GPU fairness usage

Question

scarlett2018 opened this issue 4 years ago · comments

Scenario
There are low utilization jobs which might block others job from submission. We'd like to have a service plugin which can:

detect all the jobs' utilization
notify users with low utilization in recent few days (default 20% in 5 days, customization)
if user has justification for the usage of the job, admin can extend the job lifetime. otherwise the low utilization jobs will be killed automaticaly in 1 day.

Another alternative implementation is: provide a incentive model with bonus tokens to the user, and let the user decide how to spend the gpu hours.

Binyang Li · Answer 1 · Tue Mar 17 2020 15:59:12 GMT+0800 (China Standard Time)

Add job start time and GPU hours in Job utilization.

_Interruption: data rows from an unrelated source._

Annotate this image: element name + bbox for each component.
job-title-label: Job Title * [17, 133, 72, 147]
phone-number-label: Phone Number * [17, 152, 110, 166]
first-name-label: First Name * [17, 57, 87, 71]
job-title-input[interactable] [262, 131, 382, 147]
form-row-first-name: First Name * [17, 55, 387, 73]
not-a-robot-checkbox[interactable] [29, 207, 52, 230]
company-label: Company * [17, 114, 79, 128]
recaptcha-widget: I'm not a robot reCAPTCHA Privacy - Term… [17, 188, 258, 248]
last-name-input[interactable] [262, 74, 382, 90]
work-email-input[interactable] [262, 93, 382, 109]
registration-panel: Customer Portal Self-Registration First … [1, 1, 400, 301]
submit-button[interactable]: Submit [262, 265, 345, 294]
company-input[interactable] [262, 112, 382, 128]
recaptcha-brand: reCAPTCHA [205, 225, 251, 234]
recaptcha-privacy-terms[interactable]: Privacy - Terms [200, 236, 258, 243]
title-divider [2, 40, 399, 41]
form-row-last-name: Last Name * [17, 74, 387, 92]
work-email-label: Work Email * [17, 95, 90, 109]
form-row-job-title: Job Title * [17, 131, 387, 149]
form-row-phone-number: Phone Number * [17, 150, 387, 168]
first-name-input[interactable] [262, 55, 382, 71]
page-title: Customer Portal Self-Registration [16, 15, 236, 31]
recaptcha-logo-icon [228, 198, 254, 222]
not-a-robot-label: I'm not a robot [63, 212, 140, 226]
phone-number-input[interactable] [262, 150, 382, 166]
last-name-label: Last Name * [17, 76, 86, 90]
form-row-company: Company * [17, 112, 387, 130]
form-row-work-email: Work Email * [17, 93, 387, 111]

Currently, rest-server only return job submission time and job completion time. Doesn't return job start running time. Refer to #4295
Change user GPU utilization to weighted average. Since currently restAPI return job duration based on completion-time - submission-time not completion-time-start-running-time. The weighted average might not correct. Refer to #4295
Add a date info to the email notification's title. i.e. from "pai cluster utilization" to "pai cluster utilization - 3.17"
Add a status column for the job status at the moment of report generated
Add a GPU count column for the GPU used by the job

Scarlett Li · Answer 2 · Tue Mar 17 2020 16:18:10 GMT+0800 (China Standard Time)

Enable debugging mode for debug VC.
(debugging mode: users can SSH the node and use for debug within 1~2 hours, system will automatically disconnect the node when time is up.)
Prototype for Enable cluster level policy for job management
(the prototype: Disable SSH port. Jobs will be automatically killed if their utilization is continuously lower than 20% in 1~2 hours)